Para se curar de uma moléstia, ele pede ajuda ao “Velho do Saco”
Por anos a fio, o temor de muitos moradores do Recife esteve relacionado à inclemência de um tipo de monstro desalmado que, segundo dizem, não hesitava em raptar e matar crianças para roubar-lhes o fígado. O povo o chamava Papa-figo, pois devorava o órgão arrancado dos corpos das pequenas vítimas. Contam que, periodicamente, assassinos com tal comportamento atuavam em distintos bairros da capital pernambucana como São José, Graças, Benfica e Dois Irmãos. E também se têm notícias deles nas pequenas localidades da Zona da Mata, como os povoados em torno das usinas açucareiras. Por isso, mães pernambucanas de várias gerações usaram esse bordão para domar os filhos desobedientes:
– Menino vem pra casa, sai da rua, senão que o Papa-fica te pega!
De acordo com os relatos, o Papa-figo comete esse tipo de atrocidade não por prazer, mas para curar-se de uma horrível doença no sangue que o deixa abatido e deformado pelo surgimento de chagas asquerosas. Conforme a tradição, o remédio para a misteriosa síndrome seria comer fígado de criança – e quanto mais gorduchinha e corada ela for, melhor. Há quem diga que existem duas “espécies” de Papa-figos: um deles de aparência quase normal, confundível com qualquer pessoa, pois disfarça as suas pústulas com roupas fechadas; o outro seria um sujeito de pele amarelada, de orelhas maiores que o comum, peludo e com unhas grandes e sujas.
Seja feioso ou não, o Papa-figo tanto pode atuar sozinho como se valer de fiéis comparsas para escolher e capturar os pequenos. O relato mais conhecido remete a algo que teria ocorrido no final do século XIX, época em que boatos assim ganharam força. Um senhor de família influente no Recife foi acometido pela estranha doença. Os sintomas se manifestaram logo: começou a ficar amarelado e sem ânimo. Também não suportava ficar exposto à luz do sol, pois se cobria logo de ferimentos. Contaminação do sangue, diziam.
Os poucos que o viram ficaram tomados de pavor. Os médicos não conseguiam prescrever medicação eficiente. Tornou-se recluso, deprimido, raivoso. Uns mais supersticiosos diziam que ele estava virando lobisomem. Quando as coisas pareciam sem esperança, um negro velho, empregado da família, chegou para o senhor e disse:
– O sinhô tem cura, mas tem que comer figo de criança nova. Se quiser eu saio pra caçar.
O empregado recebeu autorização do patrão e seguiu pelas ruas dos subúrbios, com um saco nas costas, pegando meninos.

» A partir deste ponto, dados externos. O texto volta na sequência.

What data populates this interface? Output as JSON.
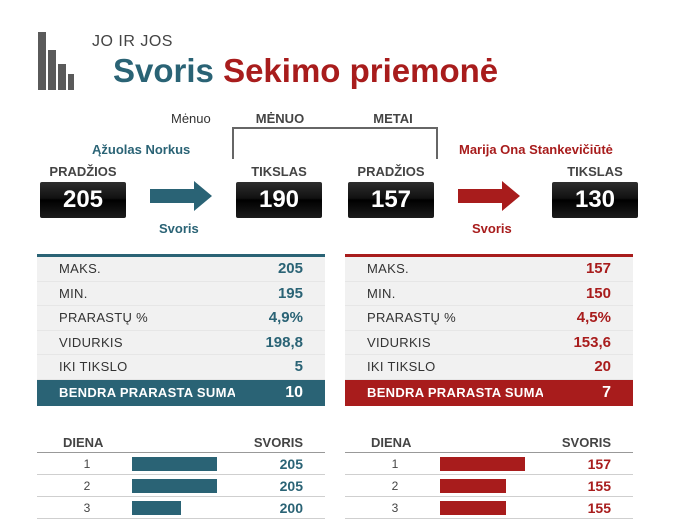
{
  "header": {
    "subtitle": "JO IR JOS",
    "title_part1": "Svoris",
    "title_part2": "Sekimo priemonė"
  },
  "nav": {
    "menu_label": "Mėnuo",
    "tabs": [
      {
        "label": "MĖNUO"
      },
      {
        "label": "METAI"
      }
    ]
  },
  "colors": {
    "teal": "#2a6375",
    "red": "#a81c1c"
  },
  "person1": {
    "name": "Ąžuolas Norkus",
    "start_label": "PRADŽIOS",
    "start_value": "205",
    "arrow_label": "Svoris",
    "goal_label": "TIKSLAS",
    "goal_value": "190",
    "stats": [
      {
        "label": "MAKS.",
        "value": "205"
      },
      {
        "label": "MIN.",
        "value": "195"
      },
      {
        "label": "PRARASTŲ %",
        "value": "4,9%"
      },
      {
        "label": "VIDURKIS",
        "value": "198,8"
      },
      {
        "label": "IKI TIKSLO",
        "value": "5"
      }
    ],
    "total_label": "BENDRA PRARASTA SUMA",
    "total_value": "10",
    "table": {
      "col_day": "DIENA",
      "col_weight": "SVORIS",
      "rows": [
        {
          "day": "1",
          "weight": "205",
          "bar_fraction": 1.0
        },
        {
          "day": "2",
          "weight": "205",
          "bar_fraction": 1.0
        },
        {
          "day": "3",
          "weight": "200",
          "bar_fraction": 0.58
        }
      ]
    }
  },
  "person2": {
    "name": "Marija Ona Stankevičiūtė",
    "start_label": "PRADŽIOS",
    "start_value": "157",
    "arrow_label": "Svoris",
    "goal_label": "TIKSLAS",
    "goal_value": "130",
    "stats": [
      {
        "label": "MAKS.",
        "value": "157"
      },
      {
        "label": "MIN.",
        "value": "150"
      },
      {
        "label": "PRARASTŲ %",
        "value": "4,5%"
      },
      {
        "label": "VIDURKIS",
        "value": "153,6"
      },
      {
        "label": "IKI TIKSLO",
        "value": "20"
      }
    ],
    "total_label": "BENDRA PRARASTA SUMA",
    "total_value": "7",
    "table": {
      "col_day": "DIENA",
      "col_weight": "SVORIS",
      "rows": [
        {
          "day": "1",
          "weight": "157",
          "bar_fraction": 1.0
        },
        {
          "day": "2",
          "weight": "155",
          "bar_fraction": 0.78
        },
        {
          "day": "3",
          "weight": "155",
          "bar_fraction": 0.78
        }
      ]
    }
  }
}
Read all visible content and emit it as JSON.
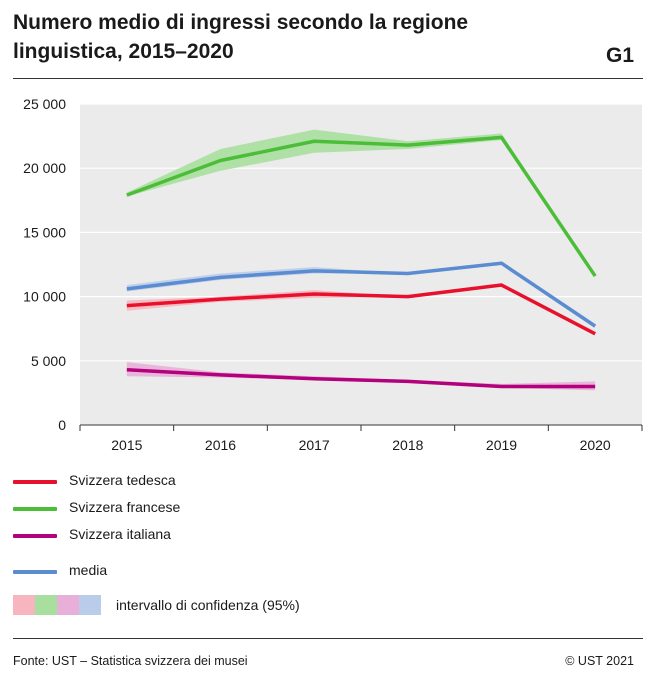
{
  "title": "Numero medio di ingressi secondo la regione linguistica, 2015–2020",
  "chart_code": "G1",
  "footer": {
    "source": "Fonte: UST – Statistica svizzera dei musei",
    "copyright": "© UST 2021"
  },
  "legend": {
    "ci_label": "intervallo di confidenza (95%)",
    "ci_colors": [
      "#f7b6bf",
      "#a8df9e",
      "#e8b0d8",
      "#b9cdea"
    ]
  },
  "chart_data": {
    "type": "line",
    "x": [
      "2015",
      "2016",
      "2017",
      "2018",
      "2019",
      "2020"
    ],
    "ylim": [
      0,
      25000
    ],
    "yticks": [
      0,
      5000,
      10000,
      15000,
      20000,
      25000
    ],
    "ytick_labels": [
      "0",
      "5 000",
      "10 000",
      "15 000",
      "20 000",
      "25 000"
    ],
    "grid": true,
    "series": [
      {
        "name": "Svizzera tedesca",
        "color": "#e8112d",
        "band_color": "#f7b6bf",
        "values": [
          9300,
          9800,
          10200,
          10000,
          10900,
          7100
        ],
        "lower": [
          8900,
          9600,
          9900,
          10000,
          10900,
          7100
        ],
        "upper": [
          9700,
          10000,
          10500,
          10000,
          10900,
          7100
        ]
      },
      {
        "name": "Svizzera francese",
        "color": "#4cbd38",
        "band_color": "#a8df9e",
        "values": [
          17900,
          20600,
          22100,
          21800,
          22400,
          11600
        ],
        "lower": [
          17800,
          19800,
          21200,
          21500,
          22200,
          11600
        ],
        "upper": [
          18100,
          21500,
          23000,
          22100,
          22700,
          11600
        ]
      },
      {
        "name": "Svizzera italiana",
        "color": "#b3007d",
        "band_color": "#e8b0d8",
        "values": [
          4300,
          3900,
          3600,
          3400,
          3000,
          3000
        ],
        "lower": [
          3800,
          3700,
          3500,
          3400,
          2900,
          2700
        ],
        "upper": [
          4900,
          4100,
          3800,
          3500,
          3200,
          3400
        ]
      },
      {
        "name": "media",
        "color": "#5b8bd1",
        "band_color": "#b9cdea",
        "values": [
          10600,
          11500,
          12000,
          11800,
          12600,
          7700
        ],
        "lower": [
          10400,
          11300,
          11800,
          11800,
          12600,
          7700
        ],
        "upper": [
          10900,
          11800,
          12300,
          11800,
          12600,
          7700
        ]
      }
    ]
  }
}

Usava doces para atraí-los. Desatenta por causa do sabor do “nêgo bom”, o tradicional bombom com banana, a presa era sufocada sem esboçar reação e metida num saco grande e sujo, desses usados para transportar açúcar tipo demerara. Quando perguntavam ao velho o que levava no saco, ele dizia que eram ossos de boi ou carneiro que serviriam para refinar açúcar.
Em outras situações, até recém-nascidos eram raptados, tirados sorrateiramente do berço num momento de distração da mãe. Nesses casos, o velho se encarregava de deixar uma quantia de dinheiro no berço vazio. De volta à residência do patrão, o malvado retirava os fígados e os oferecia ao convalescente, que precisava consumi-los ainda frescos e crus. Pouco a pouco, com o remédio macabro, o senhor foi melhorando até a cura completa.
Esse foi apenas um dos papa-figos que aterrorizaram as famílias do Recife. Ao longo das décadas, aparentemente eles se tornaram mais refinados e sutis quanto ao “modus operandi”, como se diz no jargão policial. Em meados do século XX, surgiu outro boato, desta vez composto por histórias que envolviam um carro preto.
Num dos casos mais comentados, crianças brincavam num descampado no bairro de Casa Amarela quando viram o tal veículo estacionar. Dele desceram dois homens dizendo que faziam vacinação para o governo. Os garotos, desconfiados, disseram que não queriam vacina e um dos homens falou que o outro “deixasse de conversa e enfiasse a seringa no menino”. Os moleques fugiram, mas não sem antes olhar dentro do carro negro, onde estava um Papa-figo peludo, com orelhas grandes e olhos vermelhos.
Em outro episódio relatado, os ocupantes do mesmo carro preto aproximaram-se de meninos oferecendo brinquedos. Ao chegarem perto, um dos garotos percebeu manchas de sangue no chão ao lado do veículo e desconfiou. Gritou para os outros fugissem, mas era tarde demais: um dos colegas acabou sendo raptado assim mesmo.